Carleton Watson Angell
1940/2007; Bronze; Sculpture
Central Campus; the front entrance of the Museum of Natural History at the Biological Sciences Building
Alexander Ruthven, director of the Natural History Museum when this building was constructed in 1928, envisioned animal figures, such as lions, flanking the doors. Carleton Angell chose pumas since they had once been native to Michigan. He wrote “it had to be an animal with form and qualities of character which would not detract from nor be overpowered by the massive design of the building. It should also be an animal which could be so sculpturally treated as to reflect control of energy and inspire respect for honest helpful effort wherever it may be.” An artist at the museum for 30 years, Angell designed plaster casts to be used in exhibit cases. He was also the sculptor of the bronze doors and numerous bas reliefs on the facades of this building. The original pumas, which were installed in 1940, were made of terrazzo and painted black. Sixty years of winters took their toll, and the pumas experienced cracking and other problems. In order to ensure their preservation, molds were taken from the originals and new pumas were cast in bronze from the molds. The bronze pumas were installed in spring 2007 and were a gift of alumni Jagdish Janveja (BA 1963) and Saroj Janveja (BA 1968). The original terrazzo pumas were restored and placed in storage for possible future exhibition indoors.

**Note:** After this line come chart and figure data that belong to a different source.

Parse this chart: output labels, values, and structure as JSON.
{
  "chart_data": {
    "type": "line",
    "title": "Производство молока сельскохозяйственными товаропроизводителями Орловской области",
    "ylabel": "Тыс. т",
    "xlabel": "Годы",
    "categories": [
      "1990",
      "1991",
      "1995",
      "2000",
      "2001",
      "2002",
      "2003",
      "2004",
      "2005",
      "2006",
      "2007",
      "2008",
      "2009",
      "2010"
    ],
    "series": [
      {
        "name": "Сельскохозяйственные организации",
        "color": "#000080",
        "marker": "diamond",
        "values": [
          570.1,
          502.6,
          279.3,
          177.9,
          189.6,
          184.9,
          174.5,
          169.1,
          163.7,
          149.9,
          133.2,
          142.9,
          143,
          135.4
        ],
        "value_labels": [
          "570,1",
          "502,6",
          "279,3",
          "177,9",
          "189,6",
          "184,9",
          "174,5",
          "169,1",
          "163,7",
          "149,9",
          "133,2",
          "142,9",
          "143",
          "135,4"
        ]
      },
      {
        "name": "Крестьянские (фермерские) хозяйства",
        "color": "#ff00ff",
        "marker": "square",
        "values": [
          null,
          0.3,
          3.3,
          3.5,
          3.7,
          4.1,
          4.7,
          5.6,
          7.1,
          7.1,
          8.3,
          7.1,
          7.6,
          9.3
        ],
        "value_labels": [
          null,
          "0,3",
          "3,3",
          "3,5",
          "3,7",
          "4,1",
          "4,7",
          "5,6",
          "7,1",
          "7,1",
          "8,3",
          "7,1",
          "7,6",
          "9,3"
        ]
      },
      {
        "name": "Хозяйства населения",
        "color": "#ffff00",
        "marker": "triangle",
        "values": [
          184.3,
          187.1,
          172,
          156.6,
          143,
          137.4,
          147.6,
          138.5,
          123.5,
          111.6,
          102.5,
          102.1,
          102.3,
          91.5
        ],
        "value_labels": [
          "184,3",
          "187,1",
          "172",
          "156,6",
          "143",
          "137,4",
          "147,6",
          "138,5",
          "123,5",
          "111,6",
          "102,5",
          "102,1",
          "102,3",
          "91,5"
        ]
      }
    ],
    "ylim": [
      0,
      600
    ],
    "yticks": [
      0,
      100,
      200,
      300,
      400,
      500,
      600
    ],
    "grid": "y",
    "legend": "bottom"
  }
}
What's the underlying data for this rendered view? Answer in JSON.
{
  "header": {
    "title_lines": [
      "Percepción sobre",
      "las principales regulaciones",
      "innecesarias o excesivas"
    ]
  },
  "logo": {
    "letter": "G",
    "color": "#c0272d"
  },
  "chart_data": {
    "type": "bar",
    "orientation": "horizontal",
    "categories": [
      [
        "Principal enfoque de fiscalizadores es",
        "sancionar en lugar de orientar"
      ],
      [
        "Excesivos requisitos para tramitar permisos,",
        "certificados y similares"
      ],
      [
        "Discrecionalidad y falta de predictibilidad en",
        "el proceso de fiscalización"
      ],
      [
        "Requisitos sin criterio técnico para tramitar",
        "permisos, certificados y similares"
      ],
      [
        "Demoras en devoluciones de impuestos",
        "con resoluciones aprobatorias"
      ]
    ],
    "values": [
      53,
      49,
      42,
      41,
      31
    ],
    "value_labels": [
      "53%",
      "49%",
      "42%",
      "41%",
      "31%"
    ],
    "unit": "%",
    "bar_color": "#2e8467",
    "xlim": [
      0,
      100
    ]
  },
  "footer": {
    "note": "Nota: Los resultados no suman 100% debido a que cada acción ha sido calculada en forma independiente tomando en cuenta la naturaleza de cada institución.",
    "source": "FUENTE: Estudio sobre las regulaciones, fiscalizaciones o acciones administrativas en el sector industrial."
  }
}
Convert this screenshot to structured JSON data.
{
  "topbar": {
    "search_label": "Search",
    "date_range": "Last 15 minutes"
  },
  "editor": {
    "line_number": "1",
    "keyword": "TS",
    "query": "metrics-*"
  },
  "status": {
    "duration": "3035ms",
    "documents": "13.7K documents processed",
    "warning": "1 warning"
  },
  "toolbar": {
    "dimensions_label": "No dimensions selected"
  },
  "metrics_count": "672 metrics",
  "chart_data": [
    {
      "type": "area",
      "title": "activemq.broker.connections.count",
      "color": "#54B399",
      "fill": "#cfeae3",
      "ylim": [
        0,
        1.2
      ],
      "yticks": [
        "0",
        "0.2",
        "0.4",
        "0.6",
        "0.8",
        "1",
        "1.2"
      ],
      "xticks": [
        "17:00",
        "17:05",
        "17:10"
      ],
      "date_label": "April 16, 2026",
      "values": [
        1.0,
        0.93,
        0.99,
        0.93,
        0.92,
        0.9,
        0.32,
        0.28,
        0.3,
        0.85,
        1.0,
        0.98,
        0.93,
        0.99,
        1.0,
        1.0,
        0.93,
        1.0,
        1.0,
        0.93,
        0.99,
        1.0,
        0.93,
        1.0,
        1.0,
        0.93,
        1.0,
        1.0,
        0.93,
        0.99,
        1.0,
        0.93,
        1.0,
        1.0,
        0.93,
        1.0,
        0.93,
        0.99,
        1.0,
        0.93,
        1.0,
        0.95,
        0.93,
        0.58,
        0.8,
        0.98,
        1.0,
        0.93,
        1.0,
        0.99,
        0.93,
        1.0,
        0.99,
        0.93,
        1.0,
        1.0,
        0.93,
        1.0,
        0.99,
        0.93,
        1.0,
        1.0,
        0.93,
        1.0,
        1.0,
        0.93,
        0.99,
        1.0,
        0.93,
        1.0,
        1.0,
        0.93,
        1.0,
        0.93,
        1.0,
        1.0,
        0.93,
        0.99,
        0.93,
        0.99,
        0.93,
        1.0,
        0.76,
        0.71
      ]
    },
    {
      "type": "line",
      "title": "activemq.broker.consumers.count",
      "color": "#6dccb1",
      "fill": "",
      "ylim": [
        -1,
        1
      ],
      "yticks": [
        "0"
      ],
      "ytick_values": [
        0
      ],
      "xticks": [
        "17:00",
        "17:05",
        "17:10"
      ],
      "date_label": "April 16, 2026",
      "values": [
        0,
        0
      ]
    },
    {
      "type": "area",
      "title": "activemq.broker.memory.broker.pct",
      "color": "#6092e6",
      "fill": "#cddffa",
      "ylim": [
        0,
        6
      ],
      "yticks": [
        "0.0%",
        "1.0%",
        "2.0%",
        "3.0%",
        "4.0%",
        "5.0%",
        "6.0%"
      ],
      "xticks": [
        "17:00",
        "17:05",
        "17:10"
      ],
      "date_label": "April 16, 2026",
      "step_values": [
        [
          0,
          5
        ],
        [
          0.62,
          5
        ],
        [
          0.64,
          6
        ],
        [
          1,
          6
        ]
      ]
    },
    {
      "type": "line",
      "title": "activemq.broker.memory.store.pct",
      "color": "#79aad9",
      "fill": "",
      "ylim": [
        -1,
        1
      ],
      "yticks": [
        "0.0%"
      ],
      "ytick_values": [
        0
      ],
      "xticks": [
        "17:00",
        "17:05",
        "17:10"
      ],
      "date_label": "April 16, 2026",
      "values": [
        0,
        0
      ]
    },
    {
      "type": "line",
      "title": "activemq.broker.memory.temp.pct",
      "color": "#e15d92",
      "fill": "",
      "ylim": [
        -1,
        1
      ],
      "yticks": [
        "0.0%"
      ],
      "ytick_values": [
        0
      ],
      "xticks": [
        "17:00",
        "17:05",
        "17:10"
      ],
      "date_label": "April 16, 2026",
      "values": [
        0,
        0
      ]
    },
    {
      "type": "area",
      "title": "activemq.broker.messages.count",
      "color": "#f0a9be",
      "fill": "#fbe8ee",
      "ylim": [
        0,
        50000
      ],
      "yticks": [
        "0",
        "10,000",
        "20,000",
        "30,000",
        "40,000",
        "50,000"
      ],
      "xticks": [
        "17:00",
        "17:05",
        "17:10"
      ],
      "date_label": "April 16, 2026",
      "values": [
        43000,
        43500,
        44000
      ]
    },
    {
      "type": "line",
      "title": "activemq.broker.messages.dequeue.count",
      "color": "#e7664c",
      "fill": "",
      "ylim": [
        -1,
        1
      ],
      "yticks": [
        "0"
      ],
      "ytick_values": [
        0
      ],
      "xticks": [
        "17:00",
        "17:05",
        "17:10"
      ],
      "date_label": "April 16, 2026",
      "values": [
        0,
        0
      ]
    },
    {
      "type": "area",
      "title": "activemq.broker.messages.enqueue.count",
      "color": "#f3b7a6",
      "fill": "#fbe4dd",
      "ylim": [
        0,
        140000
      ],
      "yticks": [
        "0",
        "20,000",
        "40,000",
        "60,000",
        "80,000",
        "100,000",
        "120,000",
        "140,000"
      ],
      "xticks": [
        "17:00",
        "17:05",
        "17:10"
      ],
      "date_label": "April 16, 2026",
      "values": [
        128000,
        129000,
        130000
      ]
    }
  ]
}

After greeting visitors to the Ruthven Building for more than 70 years, in 2018 the much-loved pumas crossed the plaza to take their places on basalt plinths where they now stand guard in front of the new museum doors. In addition to museum staff, Biological Science Building project personnel, and passersby, grandchildren, and great-grandchildren of puma sculptor Carleton Angell witnessed the historic move. In their new home, the pumas face each other instead of sitting in parallel as they previously were situated.